Hormones that regulate the thyroid are secreted via the front part of the pituitary gland. These substances control metabolism and growth, and affect many organs in the body. This area also regulates the production of cortisol in the adrenal glands. Cortisol tells the body to metabolize fats, proteins, and carbohydrates, and to control blood pressure.
The location of the pituitary gland's frontal section sends signals to produce sex hormones. Estrogen, the female sex hormone, governs ovulation, menstruation, and reproductive functions. Testosterone, the male sex hormone in the testes, produces sperm, facial hair, and other male traits. Melanin, a substance that controls pigment in skin, represents another substance controlled from the anterior location of the pituitary gland.
The rear section of the pituitary gland releases the hormone oxytocin, which directs uterine contractions for childbirth. It also releases milk during breastfeeding. This section of the gland produces an antidiuretic hormone that instructs the kidneys to send excess water into the bloodstream, reducing the amount of urine produced.
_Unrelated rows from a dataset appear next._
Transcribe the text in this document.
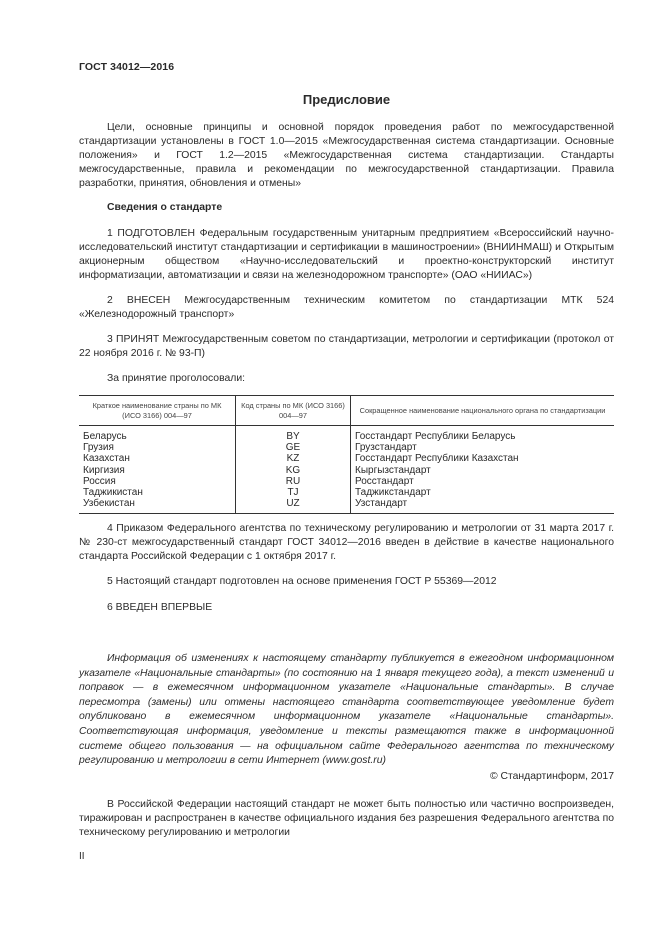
ГОСТ 34012—2016
Предисловие

Цели, основные принципы и основной порядок проведения работ по межгосударственной стандартизации установлены в ГОСТ 1.0—2015 «Межгосударственная система стандартизации. Основные положения» и ГОСТ 1.2—2015 «Межгосударственная система стандартизации. Стандарты межгосударственные, правила и рекомендации по межгосударственной стандартизации. Правила разработки, принятия, обновления и отмены»

Сведения о стандарте

1 ПОДГОТОВЛЕН Федеральным государственным унитарным предприятием «Всероссийский научно-исследовательский институт стандартизации и сертификации в машиностроении» (ВНИИНМАШ) и Открытым акционерным обществом «Научно-исследовательский и проектно-конструкторский институт информатизации, автоматизации и связи на железнодорожном транспорте» (ОАО «НИИАС»)

2 ВНЕСЕН Межгосударственным техническим комитетом по стандартизации МТК 524 «Железнодорожный транспорт»

3 ПРИНЯТ Межгосударственным советом по стандартизации, метрологии и сертификации (протокол от 22 ноября 2016 г. № 93-П)

За принятие проголосовали:
Краткое наименование страны по МК (ИСО 3166) 004—97	Код страны по МК (ИСО 3166) 004—97	Сокращенное наименование национального органа по стандартизации
Беларусь	BY	Госстандарт Республики Беларусь
Грузия	GE	Грузстандарт
Казахстан	KZ	Госстандарт Республики Казахстан
Киргизия	KG	Кыргызстандарт
Россия	RU	Росстандарт
Таджикистан	TJ	Таджикстандарт
Узбекистан	UZ	Узстандарт

4 Приказом Федерального агентства по техническому регулированию и метрологии от 31 марта 2017 г. № 230-ст межгосударственный стандарт ГОСТ 34012—2016 введен в действие в качестве национального стандарта Российской Федерации с 1 октября 2017 г.

5 Настоящий стандарт подготовлен на основе применения ГОСТ Р 55369—2012

6 ВВЕДЕН ВПЕРВЫЕ

Информация об изменениях к настоящему стандарту публикуется в ежегодном информационном указателе «Национальные стандарты» (по состоянию на 1 января текущего года), а текст изменений и поправок — в ежемесячном информационном указателе «Национальные стандарты». В случае пересмотра (замены) или отмены настоящего стандарта соответствующее уведомление будет опубликовано в ежемесячном информационном указателе «Национальные стандарты». Соответствующая информация, уведомление и тексты размещаются также в информационной системе общего пользования — на официальном сайте Федерального агентства по техническому регулированию и метрологии в сети Интернет (www.gost.ru)

© Стандартинформ, 2017

В Российской Федерации настоящий стандарт не может быть полностью или частично воспроизведен, тиражирован и распространен в качестве официального издания без разрешения Федерального агентства по техническому регулированию и метрологии

II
Dysfunction of this complex system of messages might lead to serious health issues, especially in hormones affecting the thyroid, adrenal glands, or kidneys. Most pituitary gland problems are linked to tumors from abnormal cell growth, but malignant tumors of the gland are considered rare. Brain injury, radiation to the head, and infection might also create imbalances in hormone production.
Disorders linked to pituitary function include diabetes, heart disease, impotence, and infertility. High or low blood pressure might also occur, along with eating disorders, including obesity, anorexia, and bulimia. Menstrual problems and osteoporosis represent two other conditions that might indicate hormonal imbalances.
Symptoms of pituitary problems vary, depending upon which hormones are involved. Depression and mood disorders might be accompanied by headache and abnormal blood pressure. Some patients feel tired or weak, and may lose weight. Sleeping too much or the inability to sleep might also indicate problems with this gland.